Justice of the Supreme Court of New South Wales
- Incumbent
- Assumed office 8 December 2016
- Common Law Division

President of the Industrial Relations Commission of New South Wales / Industrial Court of NSW
- In office 2014–2016

Personal details
- Occupation: Judge, legal scholar
- Profession: Lawyer

= Michael Walton (judge) =

Australian judge and legal scholar

Michael J. Walton is an Australian judge who has served on the Supreme Court of New South Wales (Common Law Division) since 8 December 2016. He was previously President of the Industrial Relations Commission of New South Wales and a judicial member of the Industrial Court of New South Wales.

== Judicial career ==

Walton was appointed a Justice of the Supreme Court of New South Wales on 8 December 2016 at a formal swearing-in ceremony attended by members of the judiciary, legal profession, and public officials.
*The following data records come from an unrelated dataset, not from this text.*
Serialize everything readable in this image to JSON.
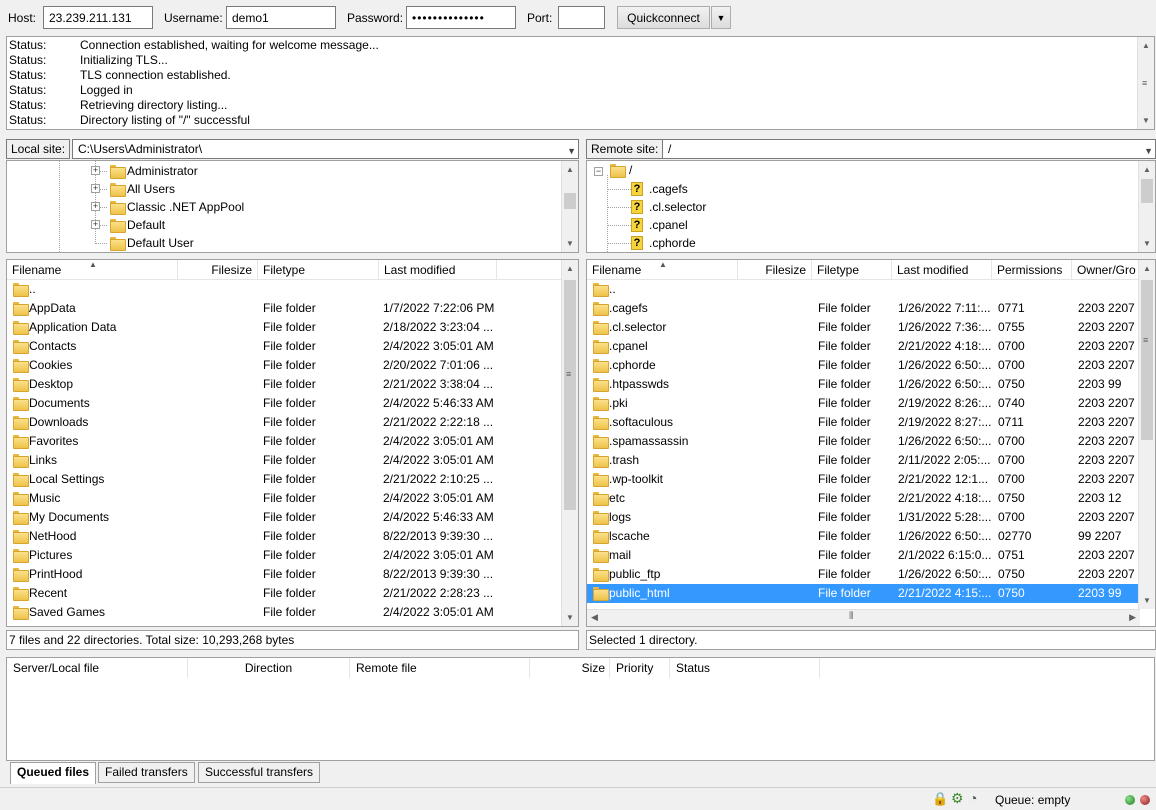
{
  "quickconnect": {
    "host_label": "Host:",
    "host_value": "23.239.211.131",
    "username_label": "Username:",
    "username_value": "demo1",
    "password_label": "Password:",
    "password_value": "••••••••••••••",
    "port_label": "Port:",
    "port_value": "",
    "connect_label": "Quickconnect",
    "dropdown_icon": "chevron-down-icon"
  },
  "log": [
    {
      "key": "Status:",
      "msg": "Connection established, waiting for welcome message..."
    },
    {
      "key": "Status:",
      "msg": "Initializing TLS..."
    },
    {
      "key": "Status:",
      "msg": "TLS connection established."
    },
    {
      "key": "Status:",
      "msg": "Logged in"
    },
    {
      "key": "Status:",
      "msg": "Retrieving directory listing..."
    },
    {
      "key": "Status:",
      "msg": "Directory listing of \"/\" successful"
    }
  ],
  "local": {
    "site_label": "Local site:",
    "path": "C:\\Users\\Administrator\\",
    "tree": [
      "Administrator",
      "All Users",
      "Classic .NET AppPool",
      "Default",
      "Default User"
    ],
    "headers": {
      "filename": "Filename",
      "filesize": "Filesize",
      "filetype": "Filetype",
      "modified": "Last modified"
    },
    "rows": [
      {
        "name": "..",
        "type": "",
        "date": "",
        "icon": "folder-icon"
      },
      {
        "name": "AppData",
        "type": "File folder",
        "date": "1/7/2022 7:22:06 PM",
        "icon": "folder-icon"
      },
      {
        "name": "Application Data",
        "type": "File folder",
        "date": "2/18/2022 3:23:04 ...",
        "icon": "folder-icon"
      },
      {
        "name": "Contacts",
        "type": "File folder",
        "date": "2/4/2022 3:05:01 AM",
        "icon": "contacts-folder-icon"
      },
      {
        "name": "Cookies",
        "type": "File folder",
        "date": "2/20/2022 7:01:06 ...",
        "icon": "folder-icon"
      },
      {
        "name": "Desktop",
        "type": "File folder",
        "date": "2/21/2022 3:38:04 ...",
        "icon": "desktop-icon"
      },
      {
        "name": "Documents",
        "type": "File folder",
        "date": "2/4/2022 5:46:33 AM",
        "icon": "documents-folder-icon"
      },
      {
        "name": "Downloads",
        "type": "File folder",
        "date": "2/21/2022 2:22:18 ...",
        "icon": "downloads-folder-icon"
      },
      {
        "name": "Favorites",
        "type": "File folder",
        "date": "2/4/2022 3:05:01 AM",
        "icon": "favorites-folder-icon"
      },
      {
        "name": "Links",
        "type": "File folder",
        "date": "2/4/2022 3:05:01 AM",
        "icon": "links-folder-icon"
      },
      {
        "name": "Local Settings",
        "type": "File folder",
        "date": "2/21/2022 2:10:25 ...",
        "icon": "folder-icon"
      },
      {
        "name": "Music",
        "type": "File folder",
        "date": "2/4/2022 3:05:01 AM",
        "icon": "music-folder-icon"
      },
      {
        "name": "My Documents",
        "type": "File folder",
        "date": "2/4/2022 5:46:33 AM",
        "icon": "folder-icon"
      },
      {
        "name": "NetHood",
        "type": "File folder",
        "date": "8/22/2013 9:39:30 ...",
        "icon": "folder-icon"
      },
      {
        "name": "Pictures",
        "type": "File folder",
        "date": "2/4/2022 3:05:01 AM",
        "icon": "pictures-folder-icon"
      },
      {
        "name": "PrintHood",
        "type": "File folder",
        "date": "8/22/2013 9:39:30 ...",
        "icon": "folder-icon"
      },
      {
        "name": "Recent",
        "type": "File folder",
        "date": "2/21/2022 2:28:23 ...",
        "icon": "folder-icon"
      },
      {
        "name": "Saved Games",
        "type": "File folder",
        "date": "2/4/2022 3:05:01 AM",
        "icon": "saved-games-icon"
      }
    ],
    "status": "7 files and 22 directories. Total size: 10,293,268 bytes"
  },
  "remote": {
    "site_label": "Remote site:",
    "path": "/",
    "tree_root": "/",
    "tree": [
      ".cagefs",
      ".cl.selector",
      ".cpanel",
      ".cphorde"
    ],
    "headers": {
      "filename": "Filename",
      "filesize": "Filesize",
      "filetype": "Filetype",
      "modified": "Last modified",
      "permissions": "Permissions",
      "owner": "Owner/Gro"
    },
    "rows": [
      {
        "name": "..",
        "type": "",
        "date": "",
        "perm": "",
        "owner": ""
      },
      {
        "name": ".cagefs",
        "type": "File folder",
        "date": "1/26/2022 7:11:...",
        "perm": "0771",
        "owner": "2203 2207"
      },
      {
        "name": ".cl.selector",
        "type": "File folder",
        "date": "1/26/2022 7:36:...",
        "perm": "0755",
        "owner": "2203 2207"
      },
      {
        "name": ".cpanel",
        "type": "File folder",
        "date": "2/21/2022 4:18:...",
        "perm": "0700",
        "owner": "2203 2207"
      },
      {
        "name": ".cphorde",
        "type": "File folder",
        "date": "1/26/2022 6:50:...",
        "perm": "0700",
        "owner": "2203 2207"
      },
      {
        "name": ".htpasswds",
        "type": "File folder",
        "date": "1/26/2022 6:50:...",
        "perm": "0750",
        "owner": "2203 99"
      },
      {
        "name": ".pki",
        "type": "File folder",
        "date": "2/19/2022 8:26:...",
        "perm": "0740",
        "owner": "2203 2207"
      },
      {
        "name": ".softaculous",
        "type": "File folder",
        "date": "2/19/2022 8:27:...",
        "perm": "0711",
        "owner": "2203 2207"
      },
      {
        "name": ".spamassassin",
        "type": "File folder",
        "date": "1/26/2022 6:50:...",
        "perm": "0700",
        "owner": "2203 2207"
      },
      {
        "name": ".trash",
        "type": "File folder",
        "date": "2/11/2022 2:05:...",
        "perm": "0700",
        "owner": "2203 2207"
      },
      {
        "name": ".wp-toolkit",
        "type": "File folder",
        "date": "2/21/2022 12:1...",
        "perm": "0700",
        "owner": "2203 2207"
      },
      {
        "name": "etc",
        "type": "File folder",
        "date": "2/21/2022 4:18:...",
        "perm": "0750",
        "owner": "2203 12"
      },
      {
        "name": "logs",
        "type": "File folder",
        "date": "1/31/2022 5:28:...",
        "perm": "0700",
        "owner": "2203 2207"
      },
      {
        "name": "lscache",
        "type": "File folder",
        "date": "1/26/2022 6:50:...",
        "perm": "02770",
        "owner": "99 2207"
      },
      {
        "name": "mail",
        "type": "File folder",
        "date": "2/1/2022 6:15:0...",
        "perm": "0751",
        "owner": "2203 2207"
      },
      {
        "name": "public_ftp",
        "type": "File folder",
        "date": "1/26/2022 6:50:...",
        "perm": "0750",
        "owner": "2203 2207"
      },
      {
        "name": "public_html",
        "type": "File folder",
        "date": "2/21/2022 4:15:...",
        "perm": "0750",
        "owner": "2203 99"
      }
    ],
    "status": "Selected 1 directory."
  },
  "queue": {
    "headers": {
      "server": "Server/Local file",
      "direction": "Direction",
      "remote": "Remote file",
      "size": "Size",
      "priority": "Priority",
      "status": "Status"
    },
    "tabs": {
      "queued": "Queued files",
      "failed": "Failed transfers",
      "successful": "Successful transfers"
    }
  },
  "statusbar": {
    "queue_text": "Queue: empty"
  },
  "colors": {
    "selection": "#3399ff",
    "folder": "#eec24a"
  }
}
He previously served as the President of the Industrial Relations Commission of New South Wales between 2014 and 2016 and as a judicial member of the Industrial Court of NSW.

== Academic and public engagement ==

Walton has contributed to legal scholarship and public discourse through lectures, publications, and university partnerships. In 2020, he delivered a public keynote address for the University of Wollongong’s Sydney Business School on the future of workplace relations.

He has published work in the field of industrial and labour law, including the paper "The Lost Art of Industrial Advocacy" delivered as part of the Industrial Relations Commission speech series.

== Professional recognition and affiliations ==

Walton is acknowledged in public records as a senior judicial figure and long-serving contributor to industrial and labour law. The Sydney University Lawn Tennis Club identifies him as a member and notes his judicial roles, including his presidency of the Industrial Court of NSW.